Sweet Roasted Chickpeas

28 Dec

I’m one of those people who can sit and snack on nuts all day and be completely content. So when I saw a recipe for roasted chickpeas, I thought this would be a tasty and still healthy alternative to my cashews, peanuts, and pecans. These are really easy to make, just 5 ingredients! The most time consuming part was peeling the chickpeas, which is optional, but what I prefer. Also, when you get to the honey coating step, make sure not to have a heavy hand (like me) otherwise the chickpeas will be overcoated and a little sticky. Oops! Had to cook them a little longer to try and fix that!

These crunchy treats are perfect as a pop in your mouth snack, but beware, they are incredibly addictive. Lucky for you, they’re made with everyday ingredients and can be served up in no time!

Sweet Roasted Chickpeas

1 can of chickpeas (15 oz, aka: garbanzo beans)
2 tsp canola oil
1 tsp ground cinnamon
1 Tbsp sugar
1 Tbsp honey

Yield: 2 cups

Preheat oven to 375 degrees F. Drain the can of chickpeas (garbanzo beans) and rinse them under cold water until starch is removed. You can peel of the skins if you wish. Place chickpeas on a paper towel to dry.

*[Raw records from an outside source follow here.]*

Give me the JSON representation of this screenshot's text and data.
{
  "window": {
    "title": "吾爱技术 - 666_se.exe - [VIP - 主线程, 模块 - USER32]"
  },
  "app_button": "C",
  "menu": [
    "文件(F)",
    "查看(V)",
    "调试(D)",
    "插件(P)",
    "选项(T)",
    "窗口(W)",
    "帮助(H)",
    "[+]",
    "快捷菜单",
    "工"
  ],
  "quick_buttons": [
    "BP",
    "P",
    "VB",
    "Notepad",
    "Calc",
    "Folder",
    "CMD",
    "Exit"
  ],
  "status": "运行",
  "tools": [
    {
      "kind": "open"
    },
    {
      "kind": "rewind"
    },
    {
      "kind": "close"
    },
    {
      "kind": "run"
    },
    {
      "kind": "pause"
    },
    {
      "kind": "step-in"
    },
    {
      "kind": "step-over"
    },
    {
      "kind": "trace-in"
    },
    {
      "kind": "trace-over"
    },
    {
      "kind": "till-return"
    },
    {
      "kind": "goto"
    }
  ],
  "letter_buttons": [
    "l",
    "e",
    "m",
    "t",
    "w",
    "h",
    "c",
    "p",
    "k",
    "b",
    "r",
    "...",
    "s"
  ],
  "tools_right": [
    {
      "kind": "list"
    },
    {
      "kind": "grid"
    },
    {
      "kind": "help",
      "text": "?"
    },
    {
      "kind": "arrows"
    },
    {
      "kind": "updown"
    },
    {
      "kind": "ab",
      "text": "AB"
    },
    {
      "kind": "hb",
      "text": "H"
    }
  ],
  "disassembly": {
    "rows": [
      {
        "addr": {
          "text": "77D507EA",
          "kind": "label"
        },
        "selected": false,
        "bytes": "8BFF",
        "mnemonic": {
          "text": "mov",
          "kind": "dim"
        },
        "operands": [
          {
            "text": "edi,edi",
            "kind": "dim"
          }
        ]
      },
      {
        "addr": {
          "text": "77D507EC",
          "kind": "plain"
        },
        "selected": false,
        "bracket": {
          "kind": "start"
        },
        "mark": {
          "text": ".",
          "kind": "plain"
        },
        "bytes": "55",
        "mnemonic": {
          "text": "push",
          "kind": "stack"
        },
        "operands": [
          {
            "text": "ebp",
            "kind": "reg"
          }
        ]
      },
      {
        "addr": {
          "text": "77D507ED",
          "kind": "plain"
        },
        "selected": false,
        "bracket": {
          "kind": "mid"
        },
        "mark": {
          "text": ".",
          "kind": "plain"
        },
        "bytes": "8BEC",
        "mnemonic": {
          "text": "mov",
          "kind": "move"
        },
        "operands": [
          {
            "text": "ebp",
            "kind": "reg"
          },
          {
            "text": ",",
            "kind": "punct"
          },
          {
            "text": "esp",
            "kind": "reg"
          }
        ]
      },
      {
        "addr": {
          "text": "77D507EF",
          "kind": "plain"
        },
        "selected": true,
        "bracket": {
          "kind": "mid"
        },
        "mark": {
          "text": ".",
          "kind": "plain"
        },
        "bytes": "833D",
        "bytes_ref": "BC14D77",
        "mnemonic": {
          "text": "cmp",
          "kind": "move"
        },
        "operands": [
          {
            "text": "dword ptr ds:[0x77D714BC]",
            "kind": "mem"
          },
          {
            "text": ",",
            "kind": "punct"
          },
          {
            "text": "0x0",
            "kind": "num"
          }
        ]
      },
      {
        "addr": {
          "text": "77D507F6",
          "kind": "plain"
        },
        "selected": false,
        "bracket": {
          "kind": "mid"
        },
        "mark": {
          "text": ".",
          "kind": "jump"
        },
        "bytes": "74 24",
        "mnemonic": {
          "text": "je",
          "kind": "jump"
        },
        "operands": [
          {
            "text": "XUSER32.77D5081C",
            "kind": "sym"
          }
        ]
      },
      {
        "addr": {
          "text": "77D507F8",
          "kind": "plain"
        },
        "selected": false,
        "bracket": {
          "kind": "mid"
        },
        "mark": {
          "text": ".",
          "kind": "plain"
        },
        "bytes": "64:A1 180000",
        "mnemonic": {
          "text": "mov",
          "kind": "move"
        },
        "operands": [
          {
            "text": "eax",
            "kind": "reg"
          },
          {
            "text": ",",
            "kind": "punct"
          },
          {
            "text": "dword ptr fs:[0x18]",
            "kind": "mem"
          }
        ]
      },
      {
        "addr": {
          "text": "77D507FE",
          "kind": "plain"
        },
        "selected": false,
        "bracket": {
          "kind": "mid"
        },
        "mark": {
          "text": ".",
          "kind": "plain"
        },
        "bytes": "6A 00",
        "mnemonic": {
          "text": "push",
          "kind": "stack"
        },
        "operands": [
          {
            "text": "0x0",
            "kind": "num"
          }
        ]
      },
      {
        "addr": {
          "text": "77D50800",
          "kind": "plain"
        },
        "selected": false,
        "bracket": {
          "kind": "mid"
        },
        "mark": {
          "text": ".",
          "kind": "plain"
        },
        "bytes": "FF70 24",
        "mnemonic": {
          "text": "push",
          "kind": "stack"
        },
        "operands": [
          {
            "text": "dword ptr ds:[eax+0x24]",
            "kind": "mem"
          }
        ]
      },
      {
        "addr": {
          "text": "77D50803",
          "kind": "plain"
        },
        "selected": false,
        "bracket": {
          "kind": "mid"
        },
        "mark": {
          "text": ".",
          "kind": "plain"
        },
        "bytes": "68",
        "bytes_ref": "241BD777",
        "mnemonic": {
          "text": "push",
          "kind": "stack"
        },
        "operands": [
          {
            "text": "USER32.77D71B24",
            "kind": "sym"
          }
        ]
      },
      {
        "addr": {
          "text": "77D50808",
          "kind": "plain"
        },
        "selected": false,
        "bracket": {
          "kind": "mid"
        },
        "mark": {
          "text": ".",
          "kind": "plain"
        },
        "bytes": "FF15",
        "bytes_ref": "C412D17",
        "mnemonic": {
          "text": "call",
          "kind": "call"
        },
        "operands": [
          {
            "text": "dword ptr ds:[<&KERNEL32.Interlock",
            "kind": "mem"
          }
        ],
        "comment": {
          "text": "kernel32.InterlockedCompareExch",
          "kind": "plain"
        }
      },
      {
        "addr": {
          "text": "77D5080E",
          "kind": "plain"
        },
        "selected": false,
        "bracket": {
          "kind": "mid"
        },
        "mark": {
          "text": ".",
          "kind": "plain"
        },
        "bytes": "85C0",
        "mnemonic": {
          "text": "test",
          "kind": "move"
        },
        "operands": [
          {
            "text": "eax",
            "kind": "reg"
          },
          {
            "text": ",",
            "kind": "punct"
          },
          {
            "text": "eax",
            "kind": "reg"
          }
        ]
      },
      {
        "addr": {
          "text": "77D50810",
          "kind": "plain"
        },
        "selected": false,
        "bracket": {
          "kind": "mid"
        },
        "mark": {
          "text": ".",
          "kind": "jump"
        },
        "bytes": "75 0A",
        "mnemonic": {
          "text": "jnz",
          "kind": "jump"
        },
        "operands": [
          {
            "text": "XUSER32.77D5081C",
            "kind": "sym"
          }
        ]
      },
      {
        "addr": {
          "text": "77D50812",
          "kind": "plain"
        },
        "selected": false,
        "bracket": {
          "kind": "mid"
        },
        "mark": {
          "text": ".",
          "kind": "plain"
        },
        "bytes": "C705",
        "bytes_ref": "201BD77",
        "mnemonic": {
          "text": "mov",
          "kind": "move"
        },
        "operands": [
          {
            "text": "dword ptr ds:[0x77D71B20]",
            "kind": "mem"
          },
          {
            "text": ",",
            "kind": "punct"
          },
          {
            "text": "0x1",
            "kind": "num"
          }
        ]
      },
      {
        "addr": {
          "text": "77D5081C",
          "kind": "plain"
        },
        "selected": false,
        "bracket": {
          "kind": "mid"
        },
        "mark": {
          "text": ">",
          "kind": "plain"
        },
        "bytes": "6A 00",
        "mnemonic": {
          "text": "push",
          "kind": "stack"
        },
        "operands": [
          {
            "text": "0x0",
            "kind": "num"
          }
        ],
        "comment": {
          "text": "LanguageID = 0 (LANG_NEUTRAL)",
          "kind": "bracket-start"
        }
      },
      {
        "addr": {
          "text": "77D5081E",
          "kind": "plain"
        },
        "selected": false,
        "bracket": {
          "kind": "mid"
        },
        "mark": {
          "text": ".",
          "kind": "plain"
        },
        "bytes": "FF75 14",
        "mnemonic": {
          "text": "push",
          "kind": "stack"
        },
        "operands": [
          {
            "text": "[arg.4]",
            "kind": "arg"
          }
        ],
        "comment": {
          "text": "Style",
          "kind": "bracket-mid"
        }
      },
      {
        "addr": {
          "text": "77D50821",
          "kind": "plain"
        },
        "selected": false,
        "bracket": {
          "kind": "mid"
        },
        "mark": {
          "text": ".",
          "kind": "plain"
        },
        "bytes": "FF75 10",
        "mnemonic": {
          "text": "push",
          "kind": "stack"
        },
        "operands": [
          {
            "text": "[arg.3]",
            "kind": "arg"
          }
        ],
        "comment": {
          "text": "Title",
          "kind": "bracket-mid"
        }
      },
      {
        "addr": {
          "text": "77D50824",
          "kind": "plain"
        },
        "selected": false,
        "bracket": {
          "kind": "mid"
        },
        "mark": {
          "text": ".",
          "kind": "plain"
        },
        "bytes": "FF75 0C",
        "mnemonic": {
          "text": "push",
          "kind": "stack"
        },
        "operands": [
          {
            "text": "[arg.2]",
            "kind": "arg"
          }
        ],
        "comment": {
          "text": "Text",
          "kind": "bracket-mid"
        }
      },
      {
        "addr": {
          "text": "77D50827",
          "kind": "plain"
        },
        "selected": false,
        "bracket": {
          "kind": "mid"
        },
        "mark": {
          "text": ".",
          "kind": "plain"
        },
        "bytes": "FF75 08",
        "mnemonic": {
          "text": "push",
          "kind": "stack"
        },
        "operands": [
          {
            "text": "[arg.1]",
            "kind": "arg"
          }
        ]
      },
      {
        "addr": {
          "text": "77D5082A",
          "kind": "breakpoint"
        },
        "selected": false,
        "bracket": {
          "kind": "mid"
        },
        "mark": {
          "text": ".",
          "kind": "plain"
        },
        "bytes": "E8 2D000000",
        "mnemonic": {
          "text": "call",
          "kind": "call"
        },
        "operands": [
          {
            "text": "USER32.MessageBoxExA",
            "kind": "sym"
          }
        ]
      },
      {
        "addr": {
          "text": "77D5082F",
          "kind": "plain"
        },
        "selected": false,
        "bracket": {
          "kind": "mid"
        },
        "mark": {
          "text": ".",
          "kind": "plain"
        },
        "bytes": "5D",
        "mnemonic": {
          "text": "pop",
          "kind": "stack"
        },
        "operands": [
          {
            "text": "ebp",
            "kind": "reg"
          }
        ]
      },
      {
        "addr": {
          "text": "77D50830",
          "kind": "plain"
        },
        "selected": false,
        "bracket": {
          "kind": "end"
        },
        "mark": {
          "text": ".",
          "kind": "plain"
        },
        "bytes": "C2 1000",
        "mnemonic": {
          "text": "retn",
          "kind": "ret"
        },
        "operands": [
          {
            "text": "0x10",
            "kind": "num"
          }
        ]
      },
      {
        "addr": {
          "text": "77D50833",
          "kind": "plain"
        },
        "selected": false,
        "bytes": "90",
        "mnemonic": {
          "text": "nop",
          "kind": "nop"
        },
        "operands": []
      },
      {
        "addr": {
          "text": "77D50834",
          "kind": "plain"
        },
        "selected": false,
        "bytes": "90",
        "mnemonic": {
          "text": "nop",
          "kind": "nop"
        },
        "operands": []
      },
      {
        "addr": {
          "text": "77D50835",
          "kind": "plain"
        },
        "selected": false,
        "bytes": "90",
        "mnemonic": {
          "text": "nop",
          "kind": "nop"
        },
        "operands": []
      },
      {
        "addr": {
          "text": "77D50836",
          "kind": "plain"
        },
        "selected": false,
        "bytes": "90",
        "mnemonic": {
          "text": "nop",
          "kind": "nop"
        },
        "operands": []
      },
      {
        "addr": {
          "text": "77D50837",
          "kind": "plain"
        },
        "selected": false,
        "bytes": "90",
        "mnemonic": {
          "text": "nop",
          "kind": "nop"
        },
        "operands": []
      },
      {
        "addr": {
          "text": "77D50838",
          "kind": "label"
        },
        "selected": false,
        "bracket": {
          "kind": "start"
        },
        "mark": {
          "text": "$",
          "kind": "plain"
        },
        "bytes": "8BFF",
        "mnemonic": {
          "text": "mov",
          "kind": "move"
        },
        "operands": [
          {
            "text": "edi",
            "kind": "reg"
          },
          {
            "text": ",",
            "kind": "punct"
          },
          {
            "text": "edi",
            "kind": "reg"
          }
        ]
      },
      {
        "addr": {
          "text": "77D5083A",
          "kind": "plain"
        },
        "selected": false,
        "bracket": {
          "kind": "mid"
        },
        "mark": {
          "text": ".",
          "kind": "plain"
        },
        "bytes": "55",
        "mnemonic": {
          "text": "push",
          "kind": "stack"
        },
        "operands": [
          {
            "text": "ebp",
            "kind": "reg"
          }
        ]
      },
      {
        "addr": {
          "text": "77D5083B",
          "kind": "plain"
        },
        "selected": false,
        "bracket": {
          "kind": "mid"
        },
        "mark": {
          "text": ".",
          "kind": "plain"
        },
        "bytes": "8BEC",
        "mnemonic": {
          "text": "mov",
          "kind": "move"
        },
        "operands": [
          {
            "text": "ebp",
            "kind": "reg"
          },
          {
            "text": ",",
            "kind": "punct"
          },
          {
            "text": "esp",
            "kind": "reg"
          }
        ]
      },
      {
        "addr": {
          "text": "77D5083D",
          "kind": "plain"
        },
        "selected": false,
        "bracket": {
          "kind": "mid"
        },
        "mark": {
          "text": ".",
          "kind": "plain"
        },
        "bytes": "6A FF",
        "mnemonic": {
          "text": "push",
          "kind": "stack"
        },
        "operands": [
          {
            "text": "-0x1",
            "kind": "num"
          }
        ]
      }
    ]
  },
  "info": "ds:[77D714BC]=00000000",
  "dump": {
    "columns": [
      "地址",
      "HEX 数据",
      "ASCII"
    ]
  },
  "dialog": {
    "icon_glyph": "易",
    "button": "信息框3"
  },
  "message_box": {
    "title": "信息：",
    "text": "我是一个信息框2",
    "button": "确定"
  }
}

In a small bowl, whisk together the oil, cinnamon, and sugar. Place chickpeas in the bowl and stir until all of the chickpeas are evenly coated. Spread out the chickpeas on a large baking sheet and bake for 35-40 minutes, or until chickpeas are crunchy and no longer soft in the middle.

Place hot, roasted chickpeas in a small bowl and coat evenly with honey. Spread the chickpeas back out on the baking sheet and allow to dry. Store in an airtight container at room temperature. Enjoy!

Source: Two Peas and their Pod


2 Responses to “Sweet Roasted Chickpeas”

  1. Stacey Cowling December 28, 2011 at 4:48 pm #

    How do you do the spicier version? Would to try a garlic version & a Cajun version. Morgan & Ashton liked the spicy the other day.